Australian shares to climb after Wall St gains on bank profits, falling US prices
The news: The Australian sharemarket is set to open higher after Wall Street advanced overnight as strong bank earnings and a cooler-than-expected inflation report lifted risk appetite despite rising tensions in the Middle East.
The numbers: Updated at 7:55am AEST:
- ASX futures: up 49 points to 8,817 points
- Wall Street: Dow Jones up 0.02%, S&P 500 up 0.38%, Nasdaq up 0.90%
- Europe: FTSE 100 up 0.30%, CAC 40 up 0.03%, DAX up 0.60%
- Spot gold: up 1.31% to USD4,054 per ounce
- Oil prices: Brent up 0.99% to USD84.12/barrel, US WTI up 2.10% to USD79.77/bbl
- AUD: up 0.76% at 69.71US cents
- Bitcoin: up 3.85% to USD64,623.
The context: All three major US indices closed higher on Tuesday after major banks delivered stronger-than-expected earnings.
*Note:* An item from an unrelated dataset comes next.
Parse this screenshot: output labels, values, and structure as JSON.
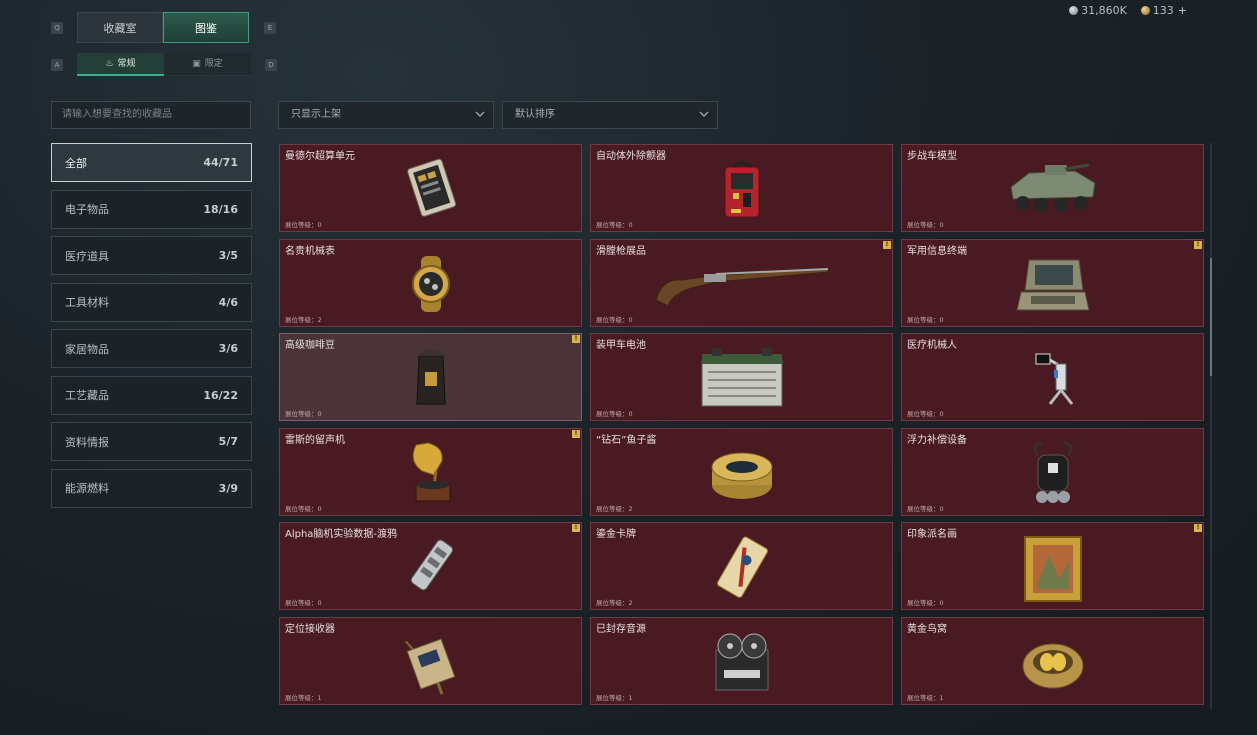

JPMorgan Chase, Goldman Sachs, Bank of America, Citigroup and Wells Fargo collectively reported more than USD49 billion ($70.3 billion) in profit, up 39% from a year earlier, according to WSJ, while combined revenue rose by more than a fifth as trading and dealmaking activity drove record results.
On the data front, US consumer prices fell 0.4% in June, the first monthly decline in six years, as lower fuel costs during the Iran ceasefire weighed on inflation. Annual inflation eased to 3.5% from 4.2%, below the 3.8% forecast in an economists poll by the WSJ. However, Federal Reserve Chair Kevin Warsh told lawmakers on Tuesday (ET) the central bank had “no tolerance” for persistently elevated inflation and cautioned against reading too much into a single CPI report.
Markets scaled back expectations of a Federal Reserve rate hike this month, with CME data showing the probability falling to about 17%, from 42% a day earlier.
Elsewhere, US President Donald Trump abandoned plans to impose a 20% levy on cargo shipments through the Strait of Hormuz after US allies in the Gulf urged him to drop it, saying the expected revenue would instead come from planned direct investment by Gulf states.
However, Trump said the US would maintain its blockade on Iranian shipping, while American forces launched a fourth consecutive night of strikes on Iran.